Avec les premières images et les premiers témoignages, le monde, bouleversé, prenait brutalement conscience de l’une des plus terribles tragédies de l’histoire de l’humanité.
Frappé de stupeur, il saisissait la réalité dramatique, implacable et mécanique de la déportation, l’effroyable barbarie d’une idéologie, d’un système d’Etat reposant sur l’oppression, la répression et l’extermination.
Ces moments, nous ne les avons pas oubliés. Et nous ne les oublierons jamais. Ils sont gravés en lettres de sang et de larmes dans notre histoire. Ils tracent notre devoir.
Mesdames et Messieurs les Déportés,
En cet instant, le souvenir, refusant le temps qui fuit et qui efface, surgit à nouveau. Vous revivez, souvent inlassablement, ces temps de souffrance, celle du froid, de la faim, de la séparation, de la déchirure, de la peur, de la mort. Et vos pensées, je le sais, vont vers celles et ceux de vos camarades, de vos proches, qui ne sont pas revenus, vers "tous ces yeux fermés jusqu’au fond de la grande nuit funèbre" qu’évoquait André Malraux.
Ce souvenir fera toujours la force irrésistible du témoin. Il fera toujours sa victoire ultime. Il aura toujours raison de l’oubli.
Vous, que les convictions, la condition, la vie parfois séparaient, vous vous êtes retrouvés côte à côte dans l’enfer des camps.
Unis pour affirmer votre dignité et défendre jusqu’au bout votre humanité.
Unis, pour que l’oubli ne l’emporte pas, pour faire mentir vos bourreaux et pour confier à la jeunesse votre message de vigilance et de résistance.
Unis à jamais dans la fidélité au souvenir.
A vous toutes et tous, qui êtes revenus des Camps, à vous toutes et à vous tous qui savez jusqu’où l’homme peut aller dans l’absolu du mal et d’où l’homme peut revenir pour affirmer cette dignité qui fait sa vraie grandeur. A vous toutes et à vous tous je veux dire notre reconnaissance et notre respect. Je veux exprimer l’hommage de notre ville à l’égard de tous les déportés.

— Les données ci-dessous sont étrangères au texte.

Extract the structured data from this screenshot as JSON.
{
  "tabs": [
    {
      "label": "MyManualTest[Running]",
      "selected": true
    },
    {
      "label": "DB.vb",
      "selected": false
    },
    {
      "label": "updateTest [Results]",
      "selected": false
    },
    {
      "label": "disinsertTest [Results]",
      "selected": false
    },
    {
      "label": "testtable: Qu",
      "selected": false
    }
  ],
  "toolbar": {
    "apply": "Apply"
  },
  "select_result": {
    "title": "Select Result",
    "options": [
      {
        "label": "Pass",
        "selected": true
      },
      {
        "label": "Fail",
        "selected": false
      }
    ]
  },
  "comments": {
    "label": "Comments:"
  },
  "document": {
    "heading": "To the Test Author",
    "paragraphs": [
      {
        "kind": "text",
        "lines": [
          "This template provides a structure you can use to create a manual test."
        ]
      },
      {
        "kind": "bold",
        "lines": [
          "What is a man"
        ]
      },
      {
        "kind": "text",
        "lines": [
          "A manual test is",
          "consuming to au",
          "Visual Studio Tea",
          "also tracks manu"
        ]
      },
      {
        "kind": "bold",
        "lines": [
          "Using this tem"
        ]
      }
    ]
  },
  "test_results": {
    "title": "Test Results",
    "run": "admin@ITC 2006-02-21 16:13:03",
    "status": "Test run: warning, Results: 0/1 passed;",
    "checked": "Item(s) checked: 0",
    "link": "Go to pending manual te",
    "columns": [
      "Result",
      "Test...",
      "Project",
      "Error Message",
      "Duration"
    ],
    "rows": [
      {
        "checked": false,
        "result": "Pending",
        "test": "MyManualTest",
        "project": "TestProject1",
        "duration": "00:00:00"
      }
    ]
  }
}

Respect pour ce que vous êtes et ce que vous avez vécu. Reconnaissance et gratitude pour votre témoignage si précieux et pour votre engagement à faire vivre la mémoire et à transmettre aux jeunes générations le nécessaire témoignage de la vérité. Une vérité irréfutable. Une vérité inoubliable.
Ne pas oublier, c’est précisément se souvenir des leçons de l’histoire. Refuser les compromissions, les lâchetés, les abandons, quand l’essentiel est en jeu.
Aujourd’hui, nous savons où conduisent les idéologies totalitaires, les fanatismes, les extrémismes. Nous savons qu’il faut être toujours en veille. La liberté, l’égalité et la fraternité, mais aussi la démocratie et la paix ont un prix : celui de ces générations entières qui se sont battues pour elles jusqu’au sacrifice de leur vie. Elles sont des conquêtes de chaque instant. Il est des convictions, héritées de notre longue histoire, qui doivent être défendues avec la plus grande intransigeance.
En nous inclinant devant toutes les victimes de la déportation, comment ne pas nous souvenir des Résistants, des maquisards, des simples citoyens, de toutes convictions, de toutes origines, de ces hommes et de ces femmes de France ou d’ailleurs qui se sont levés pour refuser la barbarie nazie et engager le combat.
Comment ne pas rendre témoignage aussi à celles et à ceux qui ont été tués les armes à la main ou lâchement exécutés par l’occupant ou la milice ?
Aux heures les plus sombres, ces soldats de l’armée des ombres portaient dans le regard la clarté des petits matins. Ils étaient l’âme renaissante de notre pays encore plongé dans la nuit de l’occupation et de la collaboration. Ils ont consenti tous les risques sans jamais s’arrêter à ce que l’ennemi pourrait leur infliger pour s’être dressés contre lui. Ils sont de ceux qui ont rendu à la France son honneur et la France à son destin.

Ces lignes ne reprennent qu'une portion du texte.